最近聴いたCD

F.リスト:エステ荘の噴水(「巡礼の年第3年」より)

クラウディオ・アラウ(ピアノ)


『巡礼の年』は、

リスト(1811-86)の20歳代から60歳代にかけての人生の旅路で経験したこと、感じたことを、随時五線譜に書き留め、

折に触れて曲集として発表したもの。

「第1年:スイス」は1855年、「第2年:イタリア」はその翌年に出版されましたが、

今日エントリーする「エステ荘の噴水」が含まれた「第3年」は、1883年に出版されています。


彼の代表作の一つと言われるこの曲は、1877年に書かれた作品。

移住したローマで1965年に僧籍に入ってからは、宗教的な雰囲気を湛えた作品が多くなりましたが、

この曲の半ばにも、神への感謝を表現するような、素朴で実直な心境の吐露を感じさせる旋律が印象的に登場します。

しかし、それ以上に、この曲がリストの作品中でも高く評価され、幅広く親しまれる理由は、

ピアノのアルペジオが、

澄み切った水の流れや、

陽の光を映してきらめく水飛沫の移ろいを、繊細且つ鮮やかに表現しており、

後の印象派音楽の大家、ドビュッシーやラヴェルに先駆けた作品として、認められているからでしょう。

そしてCD化されている多くの演奏からは、

視覚的・感覚的な描写に起因した、ファンタジックな世界が拡がっていくように感じます。

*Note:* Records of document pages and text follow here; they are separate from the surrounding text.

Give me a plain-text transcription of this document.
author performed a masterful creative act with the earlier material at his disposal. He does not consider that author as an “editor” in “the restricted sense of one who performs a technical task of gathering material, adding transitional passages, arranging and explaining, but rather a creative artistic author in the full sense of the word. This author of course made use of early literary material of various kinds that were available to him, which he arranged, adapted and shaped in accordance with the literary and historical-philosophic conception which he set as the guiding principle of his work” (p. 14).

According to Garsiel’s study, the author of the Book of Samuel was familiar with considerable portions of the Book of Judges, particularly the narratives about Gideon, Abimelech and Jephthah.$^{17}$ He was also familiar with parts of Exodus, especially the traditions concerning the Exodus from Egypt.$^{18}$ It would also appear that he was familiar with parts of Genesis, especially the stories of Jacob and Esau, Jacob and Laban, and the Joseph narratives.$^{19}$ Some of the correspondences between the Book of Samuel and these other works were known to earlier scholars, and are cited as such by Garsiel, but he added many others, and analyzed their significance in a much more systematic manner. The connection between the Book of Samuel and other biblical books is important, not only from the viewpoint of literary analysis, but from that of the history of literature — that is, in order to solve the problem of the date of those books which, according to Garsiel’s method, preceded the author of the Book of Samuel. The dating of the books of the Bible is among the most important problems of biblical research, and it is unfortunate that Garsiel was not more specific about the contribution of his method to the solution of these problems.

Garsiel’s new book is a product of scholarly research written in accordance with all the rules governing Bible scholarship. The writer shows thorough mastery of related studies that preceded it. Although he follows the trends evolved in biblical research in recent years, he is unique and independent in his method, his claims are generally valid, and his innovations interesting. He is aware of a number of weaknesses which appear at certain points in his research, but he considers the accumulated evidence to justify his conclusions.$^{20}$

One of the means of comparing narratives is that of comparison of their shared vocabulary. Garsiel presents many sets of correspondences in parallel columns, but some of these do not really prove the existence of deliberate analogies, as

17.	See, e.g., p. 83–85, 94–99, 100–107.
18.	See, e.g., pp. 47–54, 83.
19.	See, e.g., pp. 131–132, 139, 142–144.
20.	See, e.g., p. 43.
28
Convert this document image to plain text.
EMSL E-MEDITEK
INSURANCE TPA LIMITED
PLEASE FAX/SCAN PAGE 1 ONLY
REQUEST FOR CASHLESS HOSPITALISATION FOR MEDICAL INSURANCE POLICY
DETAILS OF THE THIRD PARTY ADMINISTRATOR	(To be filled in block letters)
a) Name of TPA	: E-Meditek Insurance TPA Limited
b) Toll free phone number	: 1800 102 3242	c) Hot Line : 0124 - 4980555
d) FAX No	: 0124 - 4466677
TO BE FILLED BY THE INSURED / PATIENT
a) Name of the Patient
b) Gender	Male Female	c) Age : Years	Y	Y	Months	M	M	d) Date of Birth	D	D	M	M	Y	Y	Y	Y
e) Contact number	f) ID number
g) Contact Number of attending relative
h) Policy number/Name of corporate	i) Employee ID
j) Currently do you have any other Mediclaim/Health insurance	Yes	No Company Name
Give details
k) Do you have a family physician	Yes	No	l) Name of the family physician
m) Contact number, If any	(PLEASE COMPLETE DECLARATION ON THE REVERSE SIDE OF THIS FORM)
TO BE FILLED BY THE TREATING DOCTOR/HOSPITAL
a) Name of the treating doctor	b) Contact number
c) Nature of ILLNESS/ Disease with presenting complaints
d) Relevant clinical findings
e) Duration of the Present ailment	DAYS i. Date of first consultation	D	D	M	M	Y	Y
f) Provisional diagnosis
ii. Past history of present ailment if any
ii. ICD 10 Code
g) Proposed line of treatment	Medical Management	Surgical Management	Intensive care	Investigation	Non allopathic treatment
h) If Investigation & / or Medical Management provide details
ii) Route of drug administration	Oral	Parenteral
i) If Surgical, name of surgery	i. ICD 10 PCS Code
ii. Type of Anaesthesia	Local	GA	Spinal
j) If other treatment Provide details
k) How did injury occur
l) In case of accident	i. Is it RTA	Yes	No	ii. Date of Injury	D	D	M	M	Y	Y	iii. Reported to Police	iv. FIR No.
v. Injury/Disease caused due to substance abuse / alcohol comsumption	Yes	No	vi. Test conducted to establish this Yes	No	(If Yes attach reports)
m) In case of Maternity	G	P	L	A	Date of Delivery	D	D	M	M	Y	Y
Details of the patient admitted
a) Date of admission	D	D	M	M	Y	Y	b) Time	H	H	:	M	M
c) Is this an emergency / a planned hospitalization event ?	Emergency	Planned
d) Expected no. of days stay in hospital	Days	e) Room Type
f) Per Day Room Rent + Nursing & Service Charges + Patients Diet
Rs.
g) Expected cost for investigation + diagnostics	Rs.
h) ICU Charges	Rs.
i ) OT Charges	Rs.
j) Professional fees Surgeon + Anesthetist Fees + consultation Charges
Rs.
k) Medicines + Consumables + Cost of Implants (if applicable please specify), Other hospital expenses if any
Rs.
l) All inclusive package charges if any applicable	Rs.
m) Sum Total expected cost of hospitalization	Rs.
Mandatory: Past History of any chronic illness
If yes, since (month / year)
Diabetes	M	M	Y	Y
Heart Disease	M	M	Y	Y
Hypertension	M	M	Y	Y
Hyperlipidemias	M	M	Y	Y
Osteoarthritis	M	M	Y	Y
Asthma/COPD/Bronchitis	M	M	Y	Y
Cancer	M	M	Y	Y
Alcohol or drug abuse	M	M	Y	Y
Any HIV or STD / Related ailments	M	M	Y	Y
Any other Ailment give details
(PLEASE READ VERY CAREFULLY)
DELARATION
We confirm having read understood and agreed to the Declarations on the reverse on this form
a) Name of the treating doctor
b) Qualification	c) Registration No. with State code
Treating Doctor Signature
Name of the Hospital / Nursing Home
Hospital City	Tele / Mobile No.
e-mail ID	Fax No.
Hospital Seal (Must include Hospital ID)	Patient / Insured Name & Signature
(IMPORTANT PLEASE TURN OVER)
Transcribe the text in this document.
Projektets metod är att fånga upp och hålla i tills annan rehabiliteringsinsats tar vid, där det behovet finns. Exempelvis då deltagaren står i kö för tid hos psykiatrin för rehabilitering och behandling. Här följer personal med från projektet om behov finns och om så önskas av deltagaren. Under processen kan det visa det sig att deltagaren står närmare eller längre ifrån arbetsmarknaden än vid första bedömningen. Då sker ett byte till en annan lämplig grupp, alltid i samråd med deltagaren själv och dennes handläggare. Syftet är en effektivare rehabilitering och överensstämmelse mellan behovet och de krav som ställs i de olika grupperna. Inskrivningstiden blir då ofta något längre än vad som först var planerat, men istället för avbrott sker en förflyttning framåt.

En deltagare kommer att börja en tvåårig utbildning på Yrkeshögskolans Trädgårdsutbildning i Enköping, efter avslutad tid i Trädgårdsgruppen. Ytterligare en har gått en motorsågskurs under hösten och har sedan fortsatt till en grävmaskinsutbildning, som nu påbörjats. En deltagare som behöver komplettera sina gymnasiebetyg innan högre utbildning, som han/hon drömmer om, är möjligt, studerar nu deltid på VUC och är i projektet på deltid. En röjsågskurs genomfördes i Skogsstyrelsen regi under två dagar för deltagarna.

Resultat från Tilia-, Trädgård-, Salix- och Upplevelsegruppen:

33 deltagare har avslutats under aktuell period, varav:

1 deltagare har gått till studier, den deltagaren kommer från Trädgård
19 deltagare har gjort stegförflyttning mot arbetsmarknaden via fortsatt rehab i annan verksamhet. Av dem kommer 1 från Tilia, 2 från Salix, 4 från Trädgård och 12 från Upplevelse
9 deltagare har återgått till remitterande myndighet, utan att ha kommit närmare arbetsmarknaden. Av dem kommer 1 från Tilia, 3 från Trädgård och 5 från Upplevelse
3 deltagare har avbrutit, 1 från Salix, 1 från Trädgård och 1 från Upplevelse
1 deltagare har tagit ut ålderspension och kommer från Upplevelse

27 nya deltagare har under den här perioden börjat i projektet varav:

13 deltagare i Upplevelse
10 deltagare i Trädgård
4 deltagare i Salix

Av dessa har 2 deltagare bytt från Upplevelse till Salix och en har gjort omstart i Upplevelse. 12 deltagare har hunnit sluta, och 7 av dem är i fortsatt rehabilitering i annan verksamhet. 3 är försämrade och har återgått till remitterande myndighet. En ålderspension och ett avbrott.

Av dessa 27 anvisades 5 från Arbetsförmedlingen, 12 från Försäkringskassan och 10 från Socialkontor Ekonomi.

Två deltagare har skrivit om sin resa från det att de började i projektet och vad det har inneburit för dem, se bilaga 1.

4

ところが、今日エントリーするアラウが1969年に録音したこの演奏からは、

前述した印象に加えて、

かの地に纏わる、古から伝連綿として伝わる物語を聴くような、他の演奏からは得られない感慨が伝わってくるのは、

氏の歩んだ人生経験からくる、深い洞察力が成し得た業なのでしょうか!

リストの代表作と言われる『エステ荘の噴水』から、深い感動を呼び覚ましてくれる「超」のつく名演として、一聴されることをお薦めします!